6.12.07

reconheço meu defeito: no fundo, poucas coisas me assustam. no fundo, no fundo, o que me assusta é o que não me assusta.

não que eu seja alheia à dor. mas em mim se precisa de muito para que eu saia do lugar. se precisa de muito para merecer meu descompasso. merecer meu desalento. porque meu desalento vem de dentro, como lava que corre embaixo do chão. então queima e leva tudo e petrifica o caminho e seca o ar. e é de mim que escorre quente e esvai.

o que me assusta é constatar que, na verdade, nada é perigoso. nada amedronta. que tudo o que há no mundo é cru e possível. e que a vida é feia mesmo, às vezes.

é quando meu desalento vira paz. e aceito a dor do mundo. e amo infinitamente tudo à minha volta. porque sou feita de amor apesar do peso das pedras. das rochas vulcânicas e da fumaça de cinzas que sufoca. porque amar é tudo o que resta. é o que faz a vida bonita mesmo, às vezes.

reconheço meu defeito: amar é tudo o que faço contra a evidência do inevitável e trágico, ou do evitável e cretino, ou do inesperado devastador. e estou em paz comigo por saber que a vida não perdoa. nunca.

14.11.07

rascunho #1

laço de pequim
porque não conheço pequim,
nem estive por lá.

pequim é coisa que desconheço e não sei,
assim como a cidade que moro e dela só sei o nome.

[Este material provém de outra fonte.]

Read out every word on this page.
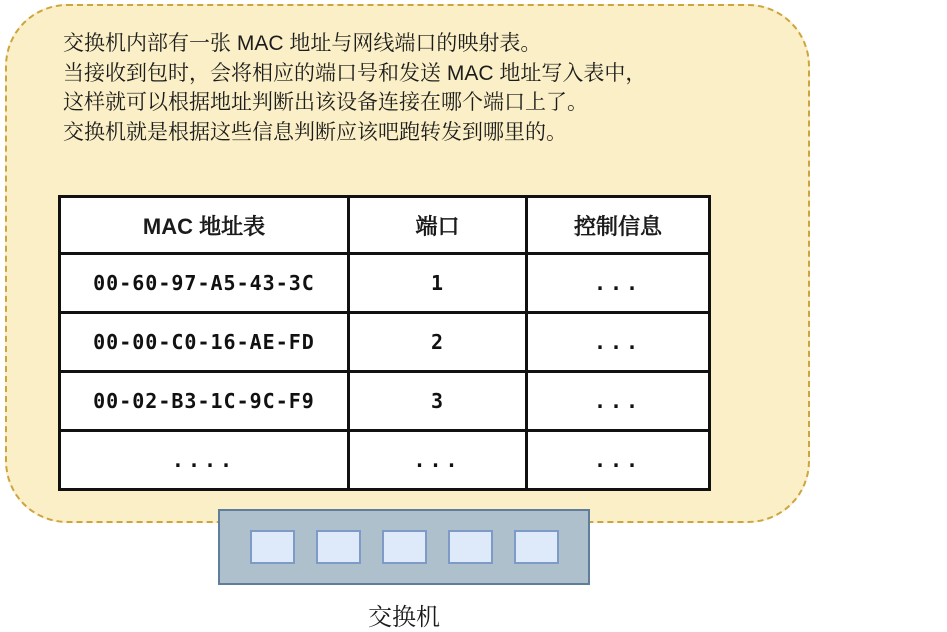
交换机内部有一张 MAC 地址与网线端口的映射表。
当接收到包时，会将相应的端口号和发送 MAC 地址写入表中，
这样就可以根据地址判断出该设备连接在哪个端口上了。
交换机就是根据这些信息判断应该吧跑转发到哪里的。
MAC 地址表	端口	控制信息
00-60-97-A5-43-3C	1	...
00-00-C0-16-AE-FD	2	...
00-02-B3-1C-9C-F9	3	...
....	...	...
交换机
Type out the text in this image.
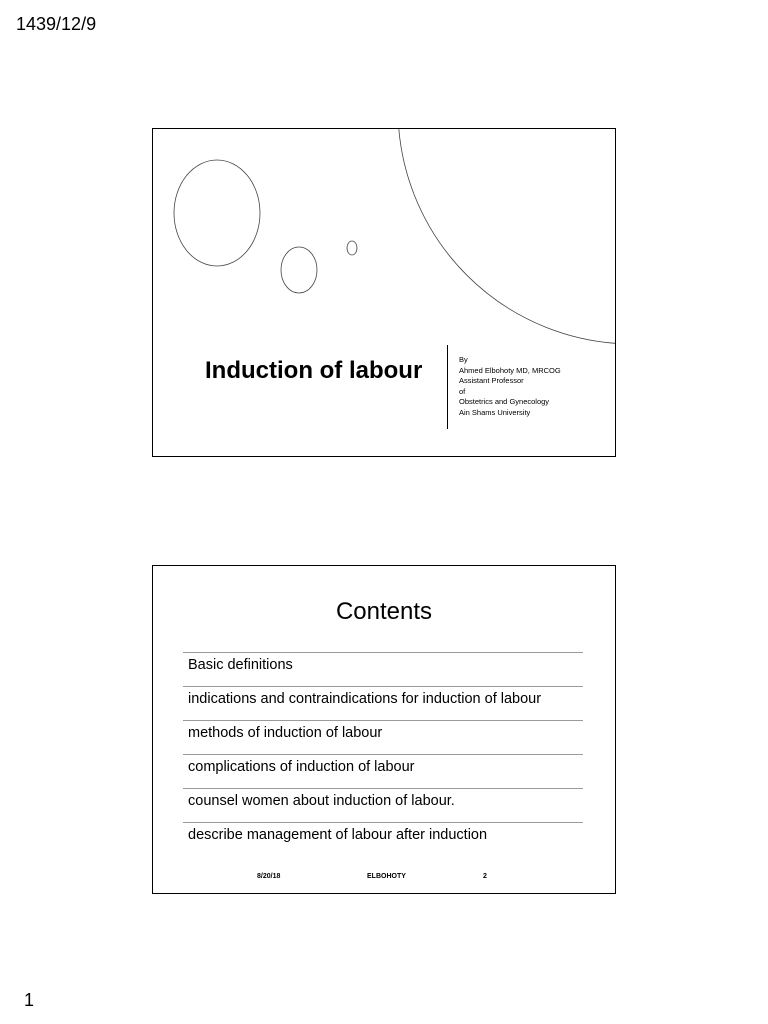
1439/12/9
Induction of labour	By
Ahmed Elbohoty MD, MRCOG
Assistant Professor
of
Obstetrics and Gynecology
Ain Shams University
Contents
Basic definitions
indications and contraindications for induction of labour
methods of induction of labour
complications of induction of labour
counsel women about induction of labour.
describe management of labour after induction
8/20/18	ELBOHOTY	2
1
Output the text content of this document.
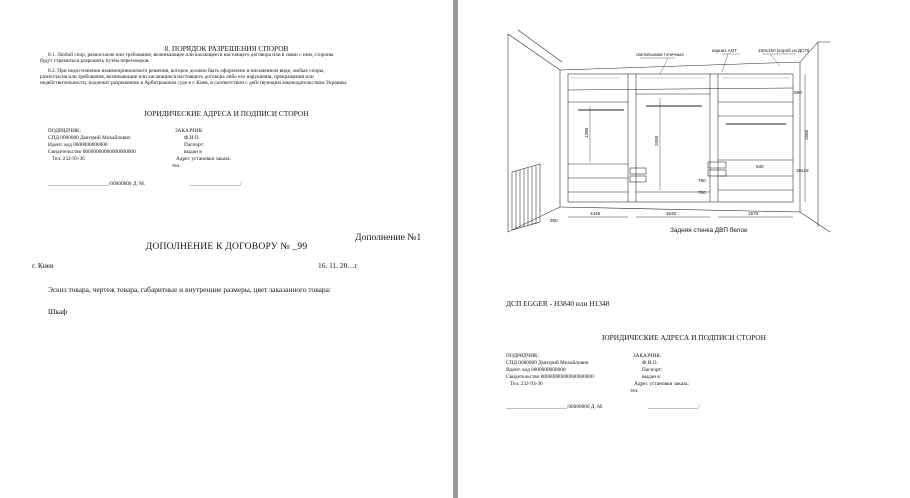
8. ПОРЯДОК РАЗРЕШЕНИЯ СПОРОВ
8.1. Любой спор, разногласие или требование, возникающее или касающееся настоящего договора или в связи с ним, стороны
будут стремиться разрешить путём переговоров.
8.2. При недостижении взаимоприемлемого решения, которое должно быть оформлено в письменном виде, любые споры,
разногласия или требования, возникающие или касающиеся настоящего договора либо его нарушения, прекращения или
недействительности, подлежат разрешению в Арбитражном суде в г. Киев, в соответствии с действующим законодательством Украины.
ЮРИДИЧЕСКИЕ АДРЕСА И ПОДПИСИ СТОРОН
ПОДРЯДЧИК:
СПД 0000000 Дмитрий Михайлович
Идент. код 0000000000000
Свидетельство 00000000000000000000
Тел. 232-93-36
_______________________/00000000 Д. М.
ЗАКАЗЧИК:
Ф.И.О.
Паспорт:
выдан в
Адрес установки заказа:
тел.
___________________/
Дополнение №1
ДОПОЛНЕНИЕ К ДОГОВОРУ № _99
г. Киев	16. 11. 20…г
Эскиз товара, чертеж товара, габаритные и внутренние размеры, цвет заказанного товара:
Шкаф
светильники точечные
карниз AGT	150х150 (короб из ДСП)
1445	1640	1570
2560
2000
1390
590
760
530
350
18х18
700
Задняя стенка ДВП белое
ДСП EGGER - H3840 или H1348
ЮРИДИЧЕСКИЕ АДРЕСА И ПОДПИСИ СТОРОН
ПОДРЯДЧИК:
СПД 0000000 Дмитрий Михайлович
Идент. код 0000000000000
Свидетельство 00000000000000000000
Тел. 232-93-36
_______________________/00000000 Д. М.
ЗАКАЗЧИК:
Ф.И.О.
Паспорт:
выдан в
Адрес установки заказа:
тел.
___________________/
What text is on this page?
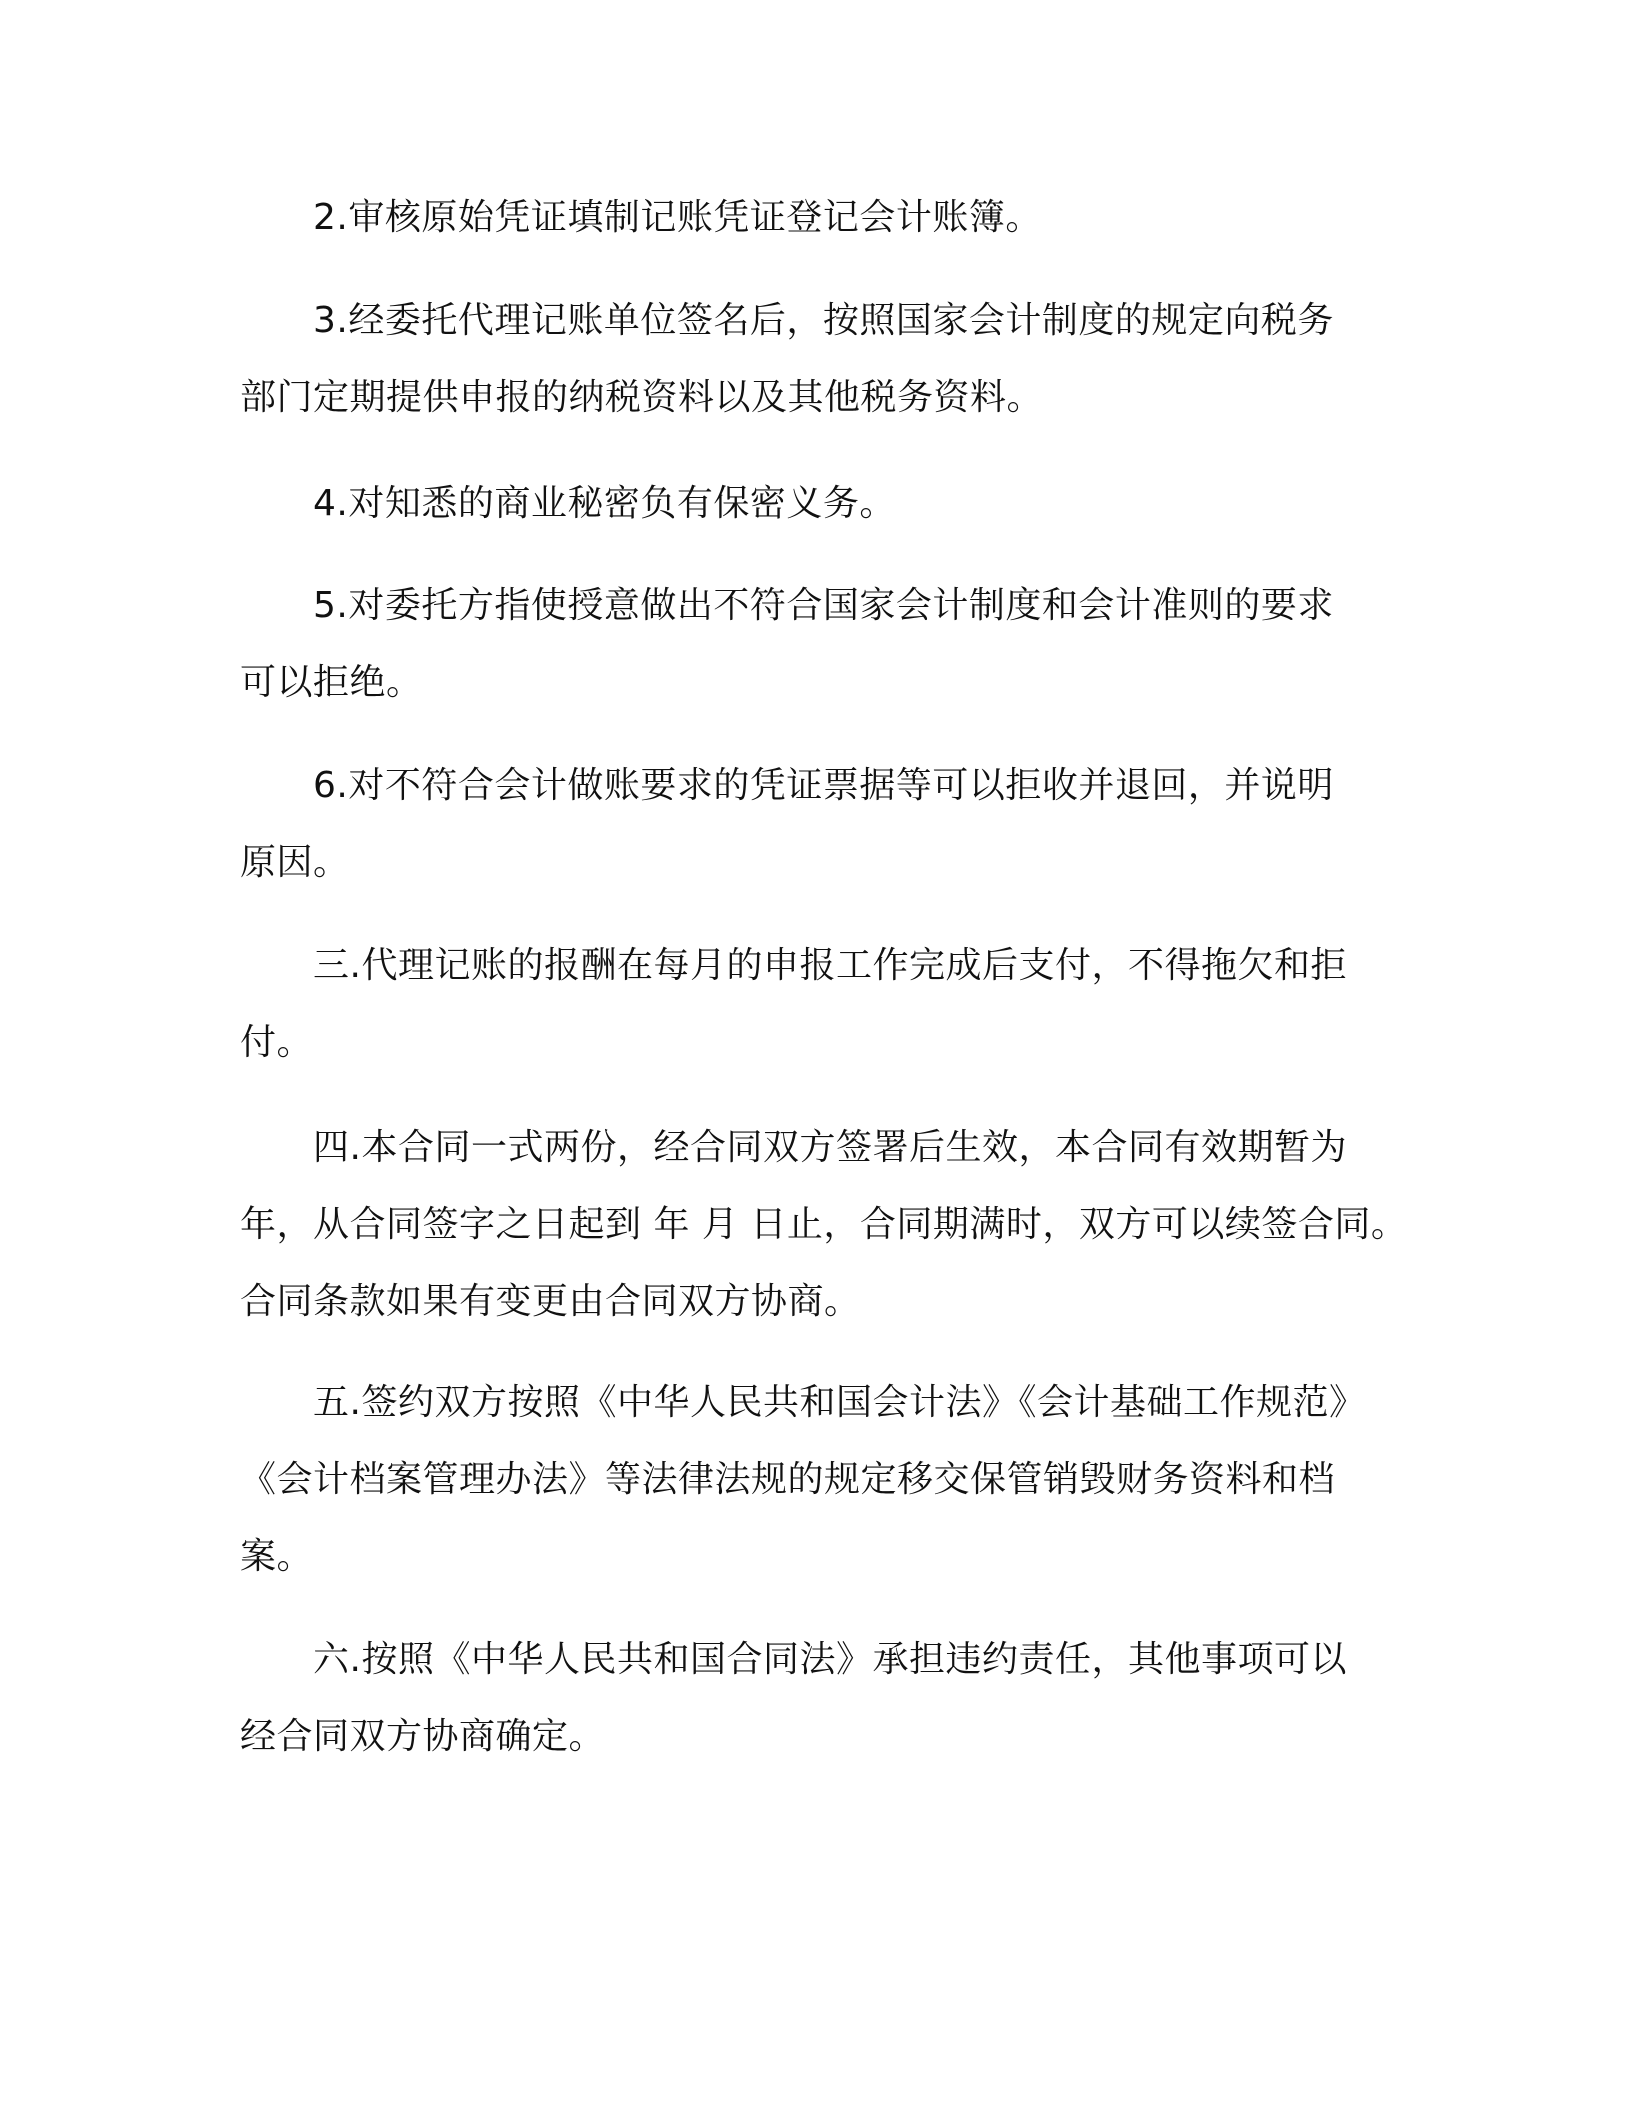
2.审核原始凭证填制记账凭证登记会计账簿。
3.经委托代理记账单位签名后，按照国家会计制度的规定向税务
部门定期提供申报的纳税资料以及其他税务资料。
4.对知悉的商业秘密负有保密义务。
5.对委托方指使授意做出不符合国家会计制度和会计准则的要求
可以拒绝。
6.对不符合会计做账要求的凭证票据等可以拒收并退回，并说明
原因。
三.代理记账的报酬在每月的申报工作完成后支付，不得拖欠和拒
付。
四.本合同一式两份，经合同双方签署后生效，本合同有效期暂为
年，从合同签字之日起到 年 月 日止，合同期满时，双方可以续签合同。
合同条款如果有变更由合同双方协商。
五.签约双方按照《中华人民共和国会计法》《会计基础工作规范》
《会计档案管理办法》等法律法规的规定移交保管销毁财务资料和档
案。
六.按照《中华人民共和国合同法》承担违约责任，其他事项可以
经合同双方协商确定。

o que sei é apontá-la no mapa -
com o dedo acordado dizendo: "aqui fica são paulo" -
porque são paulo é a cidade qualquer que dorme num mapa -
e a cidade que dorme no mapa não é a mesma que ferve em mim.

não é são paulo,
não é pequim.

laço de pequim
porque apenas conheço pela certeza e geografia.
a matemática dos lugares
ou laço de sangue e açúcar,
tal como o laço de minha cidade
que corre livre num rio sujo.

o outro laço,
o de pequim,
é o que jogo de cima da ponte,
afrouxando o nó de minha aorta seca
que depois respira serena, elástica, viscosa.

16.5.07

"eita, mundo velho sem porteira"
é a frase que trago comigo,
como um molho de chaves velho
costurado ao meu umbigo.

então abro a porta surda,
pontilhada por meus dedos no ar,
revejo meu pai sereno -
como poucas vezes -
a resmungar:

"eita, mundo velho sem porteira!",
e tudo parece fazer sentido:
não há porta, não há janela,
nem tecido de mundo poído.

5.2.07

está morto, joaquim. nada vivo na carcaça de meu coração. não sobrou nada. tudo foi devastado pelo tempo que foi perdido. o tempo comido nos dias surdos e preguiçosos. eu quis dançar e não soube como. e na carta você me falava da dança possível. mas minha dança possível é de restos e vermes, marcha fúnebre e choro, joaquim. eu sei que aqui dentro há amor, há coisas que o
espelho não me mostra porque me vejo pequena e o reflexo é malicioso e malvado. ele ri das curvas não completas, do olho triste e do corpo desengonçado. e ele ainda pode ver meu coração através da luz que entra na janela, e atravessa correndo minha blusa lilás, tocando meu seio sorridente que esconde, inocentemente, o peito que não acorda pra não ter que viver.

e, sim, esse é um atestado de incapacidade. porque eu aprendi, joaquim, que quem não se enxerga, não dança.